Say I have a guild operation guild run classification:train that tracks an Accuracy metric via tensorboard.

I would like to create a test that ensures that this operations achieves a certain Accuracy threshold. I will use this in my CI as a regression test.

I envisioned something like this:

- model: _check
  operations:
    _test_classification:
      steps:
        - run: classification:train
          isolate-runs: no
          expect:
            - output: ${Accuracy} > 0.9

Is there any way to do this with guild now?

This is not supported. I think there’s a sound argument that it should be. However, there’s a cost. It introduces a generalized computational problem for Guild that includes syntax (presumably a Python expression, which is not too hard to support). A bigger downside is that it starts to move computational logic from the script to the Guild file. I’m inclined to think that’s not a good idea. You can imagine this section becoming quite complex, turning into a Python script in itself!

One tack you might consider is to perform this check in your training operation and log a message that you look for as a fixed string, like ACCURACY OK, etc. You can parameterize the expected accuracy threshold as a flag to the training script, e.g. target-accuracy, e.g. with a default value of 0.9 that can be changed as needed when you train. This value is then memorialized in the run record. As a final stage of the training script, you check accuracy against this flag-defined threshold and print a message.

This approach lets you evolve the definition of “test” to whatever you want with as many value tests as you need.
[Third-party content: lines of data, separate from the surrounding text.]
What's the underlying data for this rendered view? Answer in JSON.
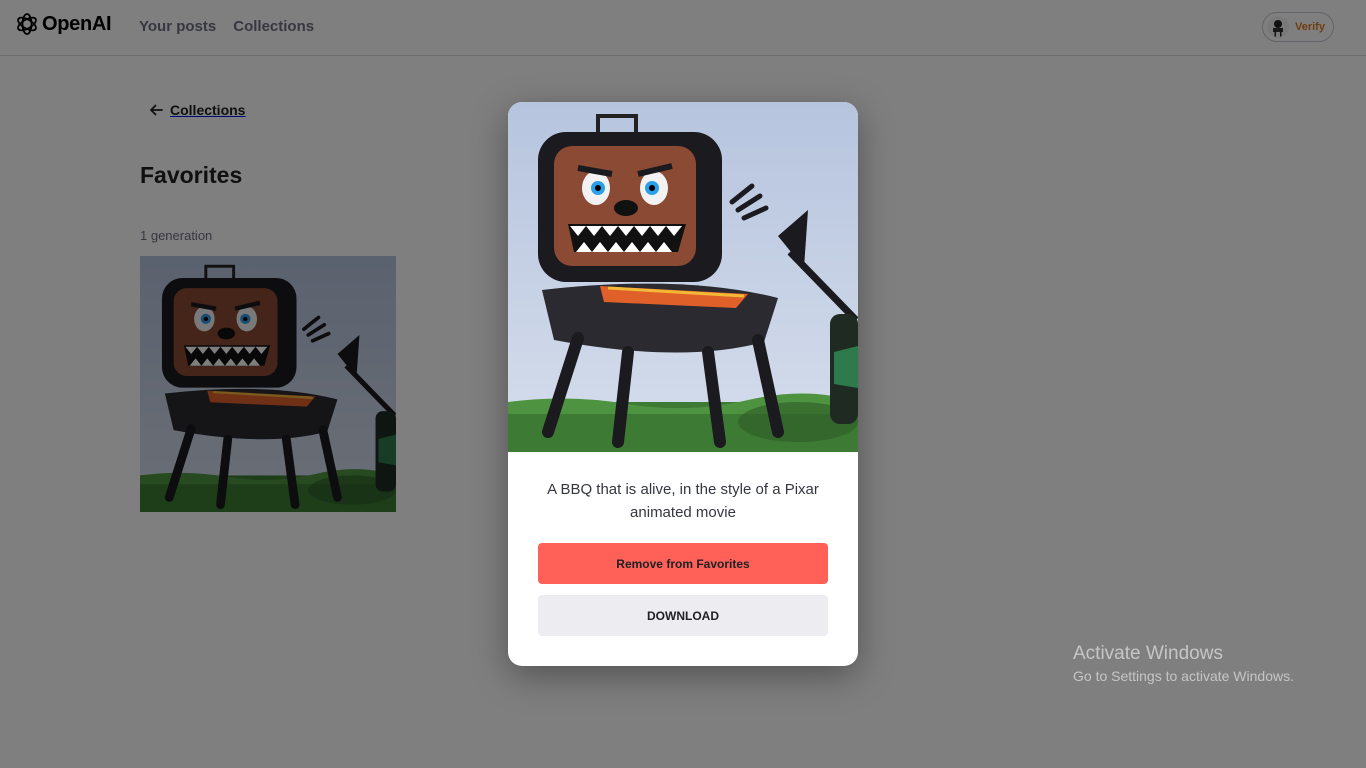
{
  "header": {
    "logo_text": "OpenAI",
    "nav": [
      "Your posts",
      "Collections"
    ],
    "verify_label": "Verify"
  },
  "page": {
    "back_label": "Collections",
    "title": "Favorites",
    "generation_count": "1 generation"
  },
  "modal": {
    "caption": "A BBQ that is alive, in the style of a Pixar animated movie",
    "remove_label": "Remove from Favorites",
    "download_label": "DOWNLOAD"
  },
  "watermark": {
    "title": "Activate Windows",
    "subtitle": "Go to Settings to activate Windows."
  },
  "colors": {
    "remove_button": "#ff6159",
    "download_button": "#ececf1",
    "verify_text": "#e07b23",
    "overlay": "rgba(0,0,0,0.5)"
  },
  "icons": [
    "openai-logo-icon",
    "arrow-left-icon",
    "user-avatar-icon"
  ]
}
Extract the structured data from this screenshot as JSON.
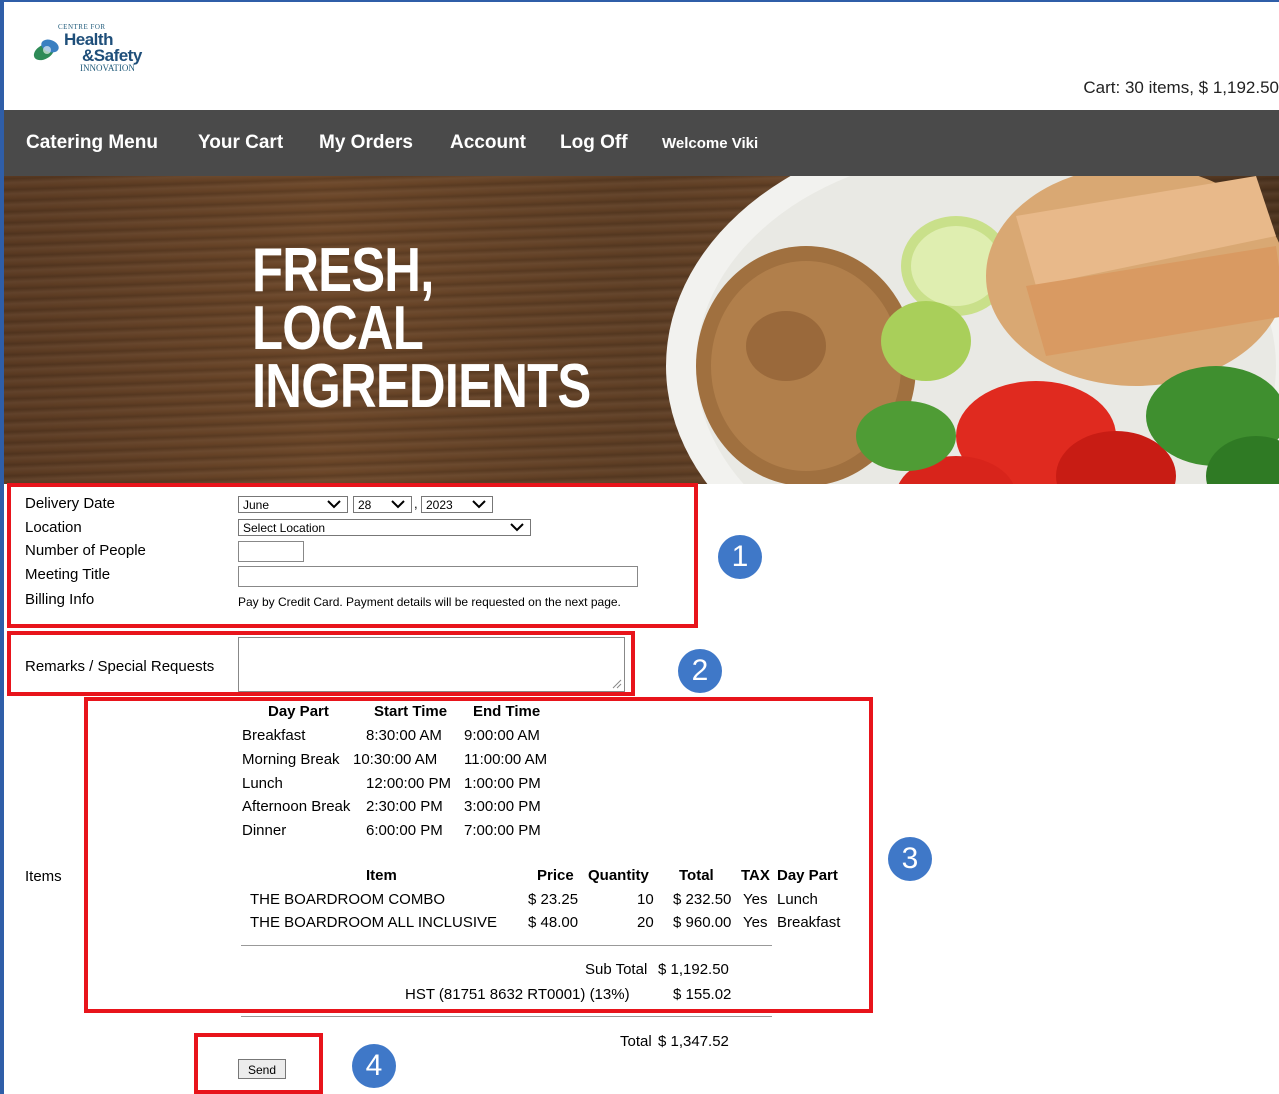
{
  "header": {
    "logo": {
      "top": "CENTRE FOR",
      "line1": "Health",
      "line2": "&Safety",
      "line3": "INNOVATION"
    },
    "cart_summary": "Cart: 30 items, $ 1,192.50"
  },
  "nav": {
    "items": [
      "Catering Menu",
      "Your Cart",
      "My Orders",
      "Account",
      "Log Off"
    ],
    "welcome": "Welcome Viki"
  },
  "banner": {
    "lines": [
      "FRESH,",
      "LOCAL",
      "INGREDIENTS"
    ]
  },
  "form": {
    "delivery_date_label": "Delivery Date",
    "month": "June",
    "day": "28",
    "year": "2023",
    "location_label": "Location",
    "location_value": "Select Location",
    "people_label": "Number of People",
    "people_value": "",
    "meeting_title_label": "Meeting Title",
    "meeting_title_value": "",
    "billing_label": "Billing Info",
    "billing_note": "Pay by Credit Card. Payment details will be requested on the next page.",
    "remarks_label": "Remarks / Special Requests",
    "remarks_value": "",
    "items_label": "Items"
  },
  "schedule": {
    "headers": [
      "Day Part",
      "Start Time",
      "End Time"
    ],
    "rows": [
      [
        "Breakfast",
        "8:30:00 AM",
        "9:00:00 AM"
      ],
      [
        "Morning Break",
        "10:30:00 AM",
        "11:00:00 AM"
      ],
      [
        "Lunch",
        "12:00:00 PM",
        "1:00:00 PM"
      ],
      [
        "Afternoon Break",
        "2:30:00 PM",
        "3:00:00 PM"
      ],
      [
        "Dinner",
        "6:00:00 PM",
        "7:00:00 PM"
      ]
    ]
  },
  "order": {
    "headers": [
      "Item",
      "Price",
      "Quantity",
      "Total",
      "TAX",
      "Day Part"
    ],
    "rows": [
      [
        "THE BOARDROOM COMBO",
        "$ 23.25",
        "10",
        "$ 232.50",
        "Yes",
        "Lunch"
      ],
      [
        "THE BOARDROOM ALL INCLUSIVE",
        "$ 48.00",
        "20",
        "$ 960.00",
        "Yes",
        "Breakfast"
      ]
    ],
    "subtotal_label": "Sub Total",
    "subtotal_value": "$ 1,192.50",
    "hst_label": "HST (81751 8632 RT0001) (13%)",
    "hst_value": "$ 155.02",
    "total_label": "Total",
    "total_value": "$ 1,347.52"
  },
  "send_label": "Send",
  "annotations": [
    "1",
    "2",
    "3",
    "4"
  ],
  "colors": {
    "annotation_red": "#e8141b",
    "badge_blue": "#3f78c8",
    "nav_bg": "#4a4a4a"
  }
}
Guild then simply looks for a string from you that says the result is okay.

What do you think?

1 Like

That would definitely solve it, but I do think it is a bit to invasive.

I was considering doing it with pytest, so you could do something like:

- model: classification
  operations:
    _validate_train:
      - main: python -m pytest tests/validate_classification_train.py
    train:
      - main: ...

- model: _check
  operations:
    _test_classification:
      steps:
        - run:
          - classification:train
          - classification:_validate_train
          isolate-runs: no

Where the tests/validate_classification_train.py would use guild.ipy module to inspect the classification:train run that you are currently testing and then manually assert the Accuracy.

That’s a sound approach I think. The tests in the validate module could then be quite a bit more robust than what you’d implement in a Guild file.

I do agree that Guild should support simple assertions like what you showed in your example. We’ll get that in.

A couple observations about your snippet (you probably know this but thought I’d point them out).

  • The main attr for _validate_train should be pytest tests/validate_classification_train.py (you don’t want the python -m in there. If you do want to call Python explicitly, use the exec attr).

  • Source code will land in .guild/sourcecode so your arg to the pytest module should either be .guild/sourcecode/tests/validate_classification_train.py or you’ll need to ensure that your test scripts are defined as a file dependency.

  • The isolate-runs attr (last line) needs to be indented under the bullet.

1 Like